With the power of both the HOR and the GNC clearly stagnating, the cohesiveness of both national level blocs has already started to fade as groups and militias progressively splinter away towards newer alliance structures. One such instance occurred last week when groups of fighters from Tobruk and Baida, two cities firmly affiliated with the Tobruk establishment, abandoned their commitments to Operation Dignity and joined the Derna Mujahiddeen Shura Council (DMSC) in its fight against Islamic State (ISIS or ISIL) elements. The DMSC has long opposed the HOR, particularly its Commander of the Libyan Armed Forces General Khalifa Haftar rumored to be contemplating a government takeover should a political agreement fail to materialize.

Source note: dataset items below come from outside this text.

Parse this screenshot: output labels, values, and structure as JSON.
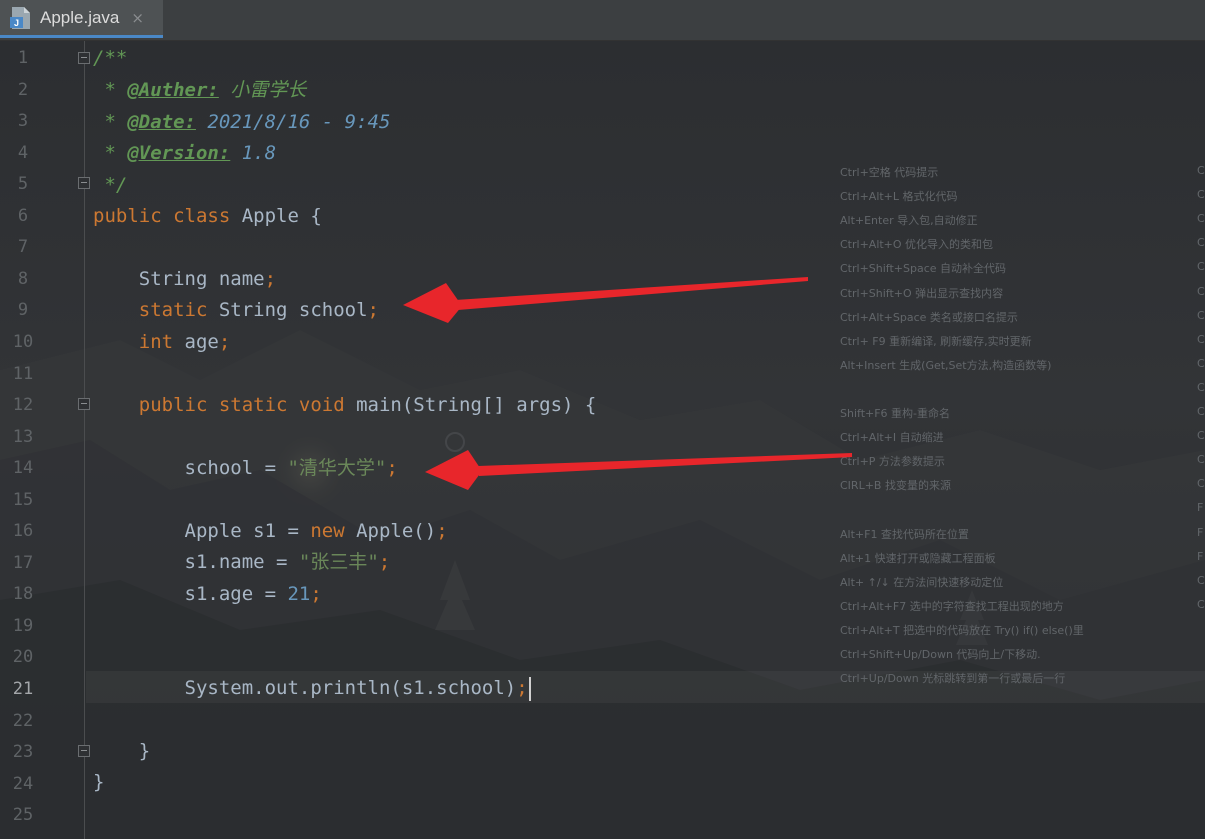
{
  "tab": {
    "file_name": "Apple.java",
    "close_glyph": "×",
    "icon": "java-file-icon"
  },
  "editor": {
    "current_line": 21,
    "line_numbers": [
      "1",
      "2",
      "3",
      "4",
      "5",
      "6",
      "7",
      "8",
      "9",
      "10",
      "11",
      "12",
      "13",
      "14",
      "15",
      "16",
      "17",
      "18",
      "19",
      "20",
      "21",
      "22",
      "23",
      "24",
      "25"
    ],
    "lines": {
      "l1": "/**",
      "l2_star": " * ",
      "l2_tag": "@Auther:",
      "l2_val": " 小雷学长",
      "l3_star": " * ",
      "l3_tag": "@Date:",
      "l3_val": " 2021/8/16 - 9:45",
      "l4_star": " * ",
      "l4_tag": "@Version:",
      "l4_val": " 1.8",
      "l5": " */",
      "l6_kw": "public class",
      "l6_rest": " Apple {",
      "l8_type": "    String name",
      "l8_semi": ";",
      "l9_kw": "    static",
      "l9_rest": " String school",
      "l9_semi": ";",
      "l10_kw": "    int",
      "l10_rest": " age",
      "l10_semi": ";",
      "l12_kw": "    public static void",
      "l12_rest": " main(String[] args) {",
      "l14_a": "        school = ",
      "l14_str": "\"清华大学\"",
      "l14_semi": ";",
      "l16_a": "        Apple s1 = ",
      "l16_kw": "new",
      "l16_b": " Apple()",
      "l16_semi": ";",
      "l17_a": "        s1.name = ",
      "l17_str": "\"张三丰\"",
      "l17_semi": ";",
      "l18_a": "        s1.age = ",
      "l18_num": "21",
      "l18_semi": ";",
      "l21_a": "        System.out.println(s1.school)",
      "l21_semi": ";",
      "l23": "    }",
      "l24": "}"
    }
  },
  "background_tips": [
    "Ctrl+空格  代码提示",
    "Ctrl+Alt+L  格式化代码",
    "Alt+Enter 导入包,自动修正",
    "Ctrl+Alt+O  优化导入的类和包",
    "Ctrl+Shift+Space 自动补全代码",
    "Ctrl+Shift+O  弹出显示查找内容",
    "Ctrl+Alt+Space  类名或接口名提示",
    " Ctrl+ F9 重新编译, 刷新缓存,实时更新",
    "Alt+Insert  生成(Get,Set方法,构造函数等)",
    "",
    "Shift+F6  重构-重命名",
    "Ctrl+Alt+I  自动缩进",
    "Ctrl+P  方法参数提示",
    "CIRL+B  找变量的来源",
    "",
    "Alt+F1 查找代码所在位置",
    "Alt+1 快速打开或隐藏工程面板",
    "Alt+ ↑/↓ 在方法间快速移动定位",
    "Ctrl+Alt+F7  选中的字符查找工程出现的地方",
    "Ctrl+Alt+T  把选中的代码放在 Try() if() else()里",
    "Ctrl+Shift+Up/Down 代码向上/下移动.",
    "Ctrl+Up/Down  光标跳转到第一行或最后一行"
  ],
  "background_tips_right": [
    "C",
    "C",
    "C",
    "C",
    "C",
    "C",
    "C",
    "C",
    "C",
    "C",
    "C",
    "C",
    "C",
    "C",
    "F",
    "F",
    "F",
    "C",
    "C"
  ],
  "colors": {
    "keyword": "#cc7832",
    "string": "#6a8759",
    "number": "#6897bb",
    "doc_comment": "#629755",
    "arrow": "#e8262b"
  }
}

For now, only various militia fighters associated with the Gotaan tribe from Tobruk and the Ali Hassan al-Jabar Brigade based in Baida have joined the fight against ISIS outside Derna—a development indicative of the fluidity of alliances and of how the collapse of current arrangements in the Tobruk bloc could lead to a new grouping of anti-ISIS, anti-Haftar brigades. Especially in eastern and central Libya, the growing threat emanating from ISIS cells could lead to a variety of new coalitions and the federalists’ reemergence as a separate force.
Given the above picture, clearly, the signing of a national deal and the establishment of a government of national accord would not be sufficient to solve all the intertwined issues hampering Libya’s post-revolutionary stabilization. Nonetheless, a national level deal pacifying the main forces inside the country, solidifying the crumbling blocs, and creating a new set of legitimate institutions still represents a much-needed first step. All international stakeholders should support a deal with their full strength by offering to punish those who block it. This fact must not be lost as mandates are extended and deadlines are missed.
Of paramount import for the international community, a deal would allow more resources to be devoted to crafting an anti-ISIS coalition. At present, ISIS cells have now ensconced themselves in Sirte, forged alliances with neighboring tribes, and have started launching attacks on key oil-related infrastructure in the so-called ‘Oil Crescent’ region. Moreover, these elements thrive on the security and leadership vacuum that Libya currently affords.
This is a matter of tremendous geostrategic moment and tackling it must be key to subsequent international engagement with Libya. What is presently absent from the discussion of incentivizing a national unity deal, is the critical fact that such a deal is a sine qua non for producing a single set of legitimate institutions with which international actors can coherently engage. Lacking such institutions and clearly defined interlocutors, Western attempts to bolster anti-ISIS efforts are bound to encounter myriad inefficiencies. Therefore, the time has come to lay out a stern warning for those who overtly block progress towards a national unity government—sanctions, ostracization from future political life, travel bans, and asset freezes.
Jason Pack is President of Libya-Analysis.com and a North Africa Analyst at Risk Intelligence.